Samuel misses his mother who is currently away in America. On his atlas with its crowd of pins topped by tiny green flags, Samuel marks all the places his mother has been on her journey. He also likes to look at her series of postcards. He solicits advice from his best friend, Joseph, on how best to handle Ruth, whose face is locked in a perpetual grimace: like a queen "making a decree that certain topics had reached their end."
The acting out between Ruth and Samuel becomes a sort of violent dance, the boy ever-more paranoid every time he says things and does things that make Ruth cross. Ruth's lips are constantly pursed in condemnation as she stands in the middle of his mother's bedroom, reading her private letters. Samuel knows that adults have their secrets. He begins to see Ruth as a "nasty beast who should be thrown down a well or locked in dungeon." The tighter the yarn pulls, the harder Samuel wills himself to resist it. Ruth only sees the wrong that she thinks Samuel has done. His head full of sorrows, Samuel stands by the window with his arms folded, scowling out at the darkness. His mum went away in the dead of night, "all of a sudden with no warning and no goodbyes," and the only person to see her go was Ruth.
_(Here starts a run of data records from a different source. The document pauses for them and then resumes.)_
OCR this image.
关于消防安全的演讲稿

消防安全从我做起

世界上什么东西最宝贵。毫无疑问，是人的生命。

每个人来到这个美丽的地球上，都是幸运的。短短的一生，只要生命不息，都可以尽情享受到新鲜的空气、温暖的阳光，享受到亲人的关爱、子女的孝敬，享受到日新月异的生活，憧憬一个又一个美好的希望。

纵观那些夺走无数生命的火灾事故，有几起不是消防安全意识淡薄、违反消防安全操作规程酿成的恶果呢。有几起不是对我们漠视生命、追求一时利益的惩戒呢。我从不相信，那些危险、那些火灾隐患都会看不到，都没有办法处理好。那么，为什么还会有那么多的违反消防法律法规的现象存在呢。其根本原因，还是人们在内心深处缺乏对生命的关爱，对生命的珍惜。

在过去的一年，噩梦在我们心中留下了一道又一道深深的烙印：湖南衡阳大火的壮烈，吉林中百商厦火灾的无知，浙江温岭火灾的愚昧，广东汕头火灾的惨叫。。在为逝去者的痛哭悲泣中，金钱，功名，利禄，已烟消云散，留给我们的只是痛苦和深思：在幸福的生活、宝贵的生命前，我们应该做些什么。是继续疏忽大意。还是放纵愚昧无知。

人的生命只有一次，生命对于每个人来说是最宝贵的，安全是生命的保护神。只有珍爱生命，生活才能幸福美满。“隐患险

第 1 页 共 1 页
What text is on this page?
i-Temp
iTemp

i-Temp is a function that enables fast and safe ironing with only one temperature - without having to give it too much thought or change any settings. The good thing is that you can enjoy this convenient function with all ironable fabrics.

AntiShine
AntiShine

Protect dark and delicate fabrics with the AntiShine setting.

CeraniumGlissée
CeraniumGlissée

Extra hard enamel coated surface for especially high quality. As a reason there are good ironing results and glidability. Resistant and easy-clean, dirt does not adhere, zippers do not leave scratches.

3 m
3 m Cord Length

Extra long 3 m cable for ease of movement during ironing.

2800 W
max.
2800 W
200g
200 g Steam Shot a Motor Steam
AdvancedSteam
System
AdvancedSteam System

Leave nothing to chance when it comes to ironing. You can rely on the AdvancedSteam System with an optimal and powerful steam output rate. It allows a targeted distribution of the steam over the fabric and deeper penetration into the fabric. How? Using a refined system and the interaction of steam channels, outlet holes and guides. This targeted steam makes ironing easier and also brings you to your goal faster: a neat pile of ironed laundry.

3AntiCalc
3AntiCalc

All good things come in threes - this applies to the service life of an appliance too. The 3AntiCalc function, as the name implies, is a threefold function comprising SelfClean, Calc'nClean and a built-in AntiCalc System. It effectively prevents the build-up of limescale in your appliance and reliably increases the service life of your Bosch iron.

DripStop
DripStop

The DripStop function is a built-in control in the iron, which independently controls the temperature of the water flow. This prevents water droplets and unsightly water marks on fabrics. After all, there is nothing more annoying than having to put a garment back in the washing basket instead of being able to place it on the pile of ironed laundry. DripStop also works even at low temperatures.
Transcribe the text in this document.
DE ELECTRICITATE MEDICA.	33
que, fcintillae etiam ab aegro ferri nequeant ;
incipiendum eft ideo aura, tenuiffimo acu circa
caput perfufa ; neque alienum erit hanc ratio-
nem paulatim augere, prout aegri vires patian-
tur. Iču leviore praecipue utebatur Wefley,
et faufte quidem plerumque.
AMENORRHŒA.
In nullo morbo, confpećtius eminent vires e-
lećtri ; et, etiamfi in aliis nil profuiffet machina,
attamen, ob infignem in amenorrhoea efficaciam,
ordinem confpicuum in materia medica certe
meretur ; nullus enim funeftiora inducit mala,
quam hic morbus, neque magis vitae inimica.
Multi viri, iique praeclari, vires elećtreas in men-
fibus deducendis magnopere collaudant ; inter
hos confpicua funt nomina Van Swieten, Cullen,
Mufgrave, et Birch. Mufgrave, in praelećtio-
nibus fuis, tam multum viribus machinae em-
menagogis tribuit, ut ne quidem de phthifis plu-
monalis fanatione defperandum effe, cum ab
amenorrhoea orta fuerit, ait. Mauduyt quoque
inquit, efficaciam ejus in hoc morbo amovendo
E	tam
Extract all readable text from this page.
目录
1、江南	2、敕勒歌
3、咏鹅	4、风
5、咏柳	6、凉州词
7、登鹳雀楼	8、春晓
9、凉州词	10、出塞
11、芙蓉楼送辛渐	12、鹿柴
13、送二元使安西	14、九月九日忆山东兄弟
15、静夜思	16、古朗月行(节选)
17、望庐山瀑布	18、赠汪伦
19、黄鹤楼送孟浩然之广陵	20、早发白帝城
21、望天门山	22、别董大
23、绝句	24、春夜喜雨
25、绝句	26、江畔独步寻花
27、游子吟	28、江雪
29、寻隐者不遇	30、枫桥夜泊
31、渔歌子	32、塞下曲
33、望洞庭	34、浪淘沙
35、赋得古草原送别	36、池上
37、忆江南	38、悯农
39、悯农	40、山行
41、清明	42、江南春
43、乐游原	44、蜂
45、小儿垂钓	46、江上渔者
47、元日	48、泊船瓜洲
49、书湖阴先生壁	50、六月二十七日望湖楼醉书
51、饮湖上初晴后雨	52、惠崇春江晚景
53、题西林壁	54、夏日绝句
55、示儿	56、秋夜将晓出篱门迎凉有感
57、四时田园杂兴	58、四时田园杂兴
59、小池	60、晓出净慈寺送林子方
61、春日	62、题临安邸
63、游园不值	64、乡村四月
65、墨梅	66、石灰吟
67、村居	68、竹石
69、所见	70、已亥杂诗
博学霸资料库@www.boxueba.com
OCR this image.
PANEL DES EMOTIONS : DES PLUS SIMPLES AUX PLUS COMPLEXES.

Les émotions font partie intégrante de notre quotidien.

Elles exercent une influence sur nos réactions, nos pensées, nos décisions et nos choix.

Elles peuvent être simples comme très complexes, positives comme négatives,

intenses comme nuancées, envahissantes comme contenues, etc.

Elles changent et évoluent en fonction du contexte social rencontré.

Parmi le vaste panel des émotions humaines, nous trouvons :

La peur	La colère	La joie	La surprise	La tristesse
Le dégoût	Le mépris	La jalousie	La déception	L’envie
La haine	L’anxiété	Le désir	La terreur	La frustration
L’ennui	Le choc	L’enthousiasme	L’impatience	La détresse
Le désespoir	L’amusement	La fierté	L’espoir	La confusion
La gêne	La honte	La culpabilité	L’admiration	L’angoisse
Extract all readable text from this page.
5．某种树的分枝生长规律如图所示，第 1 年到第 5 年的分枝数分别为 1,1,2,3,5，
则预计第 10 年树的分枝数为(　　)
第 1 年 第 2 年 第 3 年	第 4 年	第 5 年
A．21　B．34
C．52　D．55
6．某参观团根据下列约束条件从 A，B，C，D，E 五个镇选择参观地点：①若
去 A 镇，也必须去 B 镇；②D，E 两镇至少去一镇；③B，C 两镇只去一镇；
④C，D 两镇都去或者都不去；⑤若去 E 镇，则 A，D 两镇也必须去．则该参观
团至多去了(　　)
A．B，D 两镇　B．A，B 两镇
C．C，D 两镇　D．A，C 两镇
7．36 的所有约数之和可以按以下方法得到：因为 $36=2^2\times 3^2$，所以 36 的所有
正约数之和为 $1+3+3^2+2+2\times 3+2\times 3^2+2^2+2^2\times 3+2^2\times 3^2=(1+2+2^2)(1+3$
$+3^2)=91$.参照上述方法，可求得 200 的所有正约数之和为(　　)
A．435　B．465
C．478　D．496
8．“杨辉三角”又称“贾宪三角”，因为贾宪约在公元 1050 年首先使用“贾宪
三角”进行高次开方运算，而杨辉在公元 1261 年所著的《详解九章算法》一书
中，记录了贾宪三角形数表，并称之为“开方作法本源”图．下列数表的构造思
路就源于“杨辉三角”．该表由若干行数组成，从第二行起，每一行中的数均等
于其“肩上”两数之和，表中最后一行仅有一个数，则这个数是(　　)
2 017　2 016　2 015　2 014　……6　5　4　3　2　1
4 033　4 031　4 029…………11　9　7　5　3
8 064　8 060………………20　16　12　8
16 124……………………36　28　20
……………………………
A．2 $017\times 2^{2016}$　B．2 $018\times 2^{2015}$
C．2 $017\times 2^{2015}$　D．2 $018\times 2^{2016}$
Shepherding a pervasive ambiguity, Giles constructs a gothic tale rife with uncertainty about aspects of Samuel's putative reality. Afraid of the dark, "a great veil of shadows" embraces Samuel. He's haunted by Joseph's story of a housekeeper who murdered the family she worked for and hid their bodies in the cellar. The family had vanished in the night, the trusted housekeeper the only witness. Samuel doesn't want to believe tjat his mother is dead; he wants to believe what Ruth tells him--how she misses his mother too and how murder "is not one her sins."
"I won't allow you to wallow in the foul waters of deceit." Samuel and Ruth inhabit a world enveloped illusion. Samuel has a sense of something passing between Ruth and William that isn't about "trimming lawns and paying wages." He sees the nasty glint in Ruth's eye, lost in the wilderness of his troubles. Perhaps Ruth really is a monster whose cruel heart "swells with gladness at every suffering." Perhaps she really loves to cut throats and "strip the fur from flesh."
Though the ending offers no real resolution, Giles's sensitive portrayal of Samuel sells his mystery of a boy tossed about by the winds of assumption and gauzy half-truths, made all the darker by Ruth's disquieting air and her supercilious lack of compassion.
The Boy at the Keyhole keeps the reader off-kilter as it unfolds along the search for the truth of what exactly happened to Samuel's mother. The novel stays suspense-filled until the sinister end, Giles luring the reader through his elegantly told story in language so poetic that it is its own reading experience.